← USPTO Patent Applications

LARGE LANGUAGE MODELS FOR NL2SQL WITH LONG CONTEXT FINETUNING

Application US20260080260A1 Kind: A1 Mar 19, 2026

Assignee

Oracle International Corporation

Inventors

Dai Quoc Nguyen, Cong Duy Vu Hoang, Duy Vu, Gioacchino Tangari, Steve Wai-Chun Siu, Dalu Guo, Budhaditya Saha, Thanh Tien Vu, Yakupitiyage Don Thanuja Samodhye Dharmasiri, Thanh Long Duong, Anshuk Pal Chaudhuri, Prabhakara Reddy Munnangi, Subash Kumar Bhamidipati

Abstract

The present disclosure relates to manufacturing training and testing data by leveraging data augmentation techniques to generate examples of long context database schemas.

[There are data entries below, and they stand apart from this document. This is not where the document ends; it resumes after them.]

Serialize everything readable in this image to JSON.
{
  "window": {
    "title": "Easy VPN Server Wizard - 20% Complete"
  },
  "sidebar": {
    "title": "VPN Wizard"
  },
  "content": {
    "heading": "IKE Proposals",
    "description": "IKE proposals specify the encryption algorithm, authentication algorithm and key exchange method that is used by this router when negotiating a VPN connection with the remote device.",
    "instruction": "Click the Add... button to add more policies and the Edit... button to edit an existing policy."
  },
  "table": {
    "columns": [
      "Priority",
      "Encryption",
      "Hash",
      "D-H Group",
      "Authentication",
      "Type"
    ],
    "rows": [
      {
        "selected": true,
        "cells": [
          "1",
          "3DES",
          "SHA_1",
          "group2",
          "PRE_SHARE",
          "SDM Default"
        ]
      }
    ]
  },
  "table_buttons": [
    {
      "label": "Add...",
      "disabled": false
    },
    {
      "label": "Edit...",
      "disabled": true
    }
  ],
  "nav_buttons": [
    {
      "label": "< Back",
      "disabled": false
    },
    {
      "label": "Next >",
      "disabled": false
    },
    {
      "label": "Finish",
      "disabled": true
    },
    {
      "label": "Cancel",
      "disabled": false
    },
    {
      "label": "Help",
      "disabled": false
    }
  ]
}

Aspects are directed towards accessing a training dataset comprising training examples where each training example may include i) a prompt including a natural language utterance and a database schema having one or more tables, and ii) a gold logical form corresponding to the natural language utterance, combining the tables from the database schemas in the training examples may generate a combined database schema set, generating a set of long context training examples based on the training dataset and the combined database schema set, and incorporating the long context database schema into the selected training example to generate a long context training example to train a generative artificial intelligence model with at least the set of long context training examples to generate a trained generative artificial intelligence model.

CPC Classifications

G06N 3/096 G06F 16/243 G06N 3/0475

Filing Date

2025-01-23

Application No.

19035561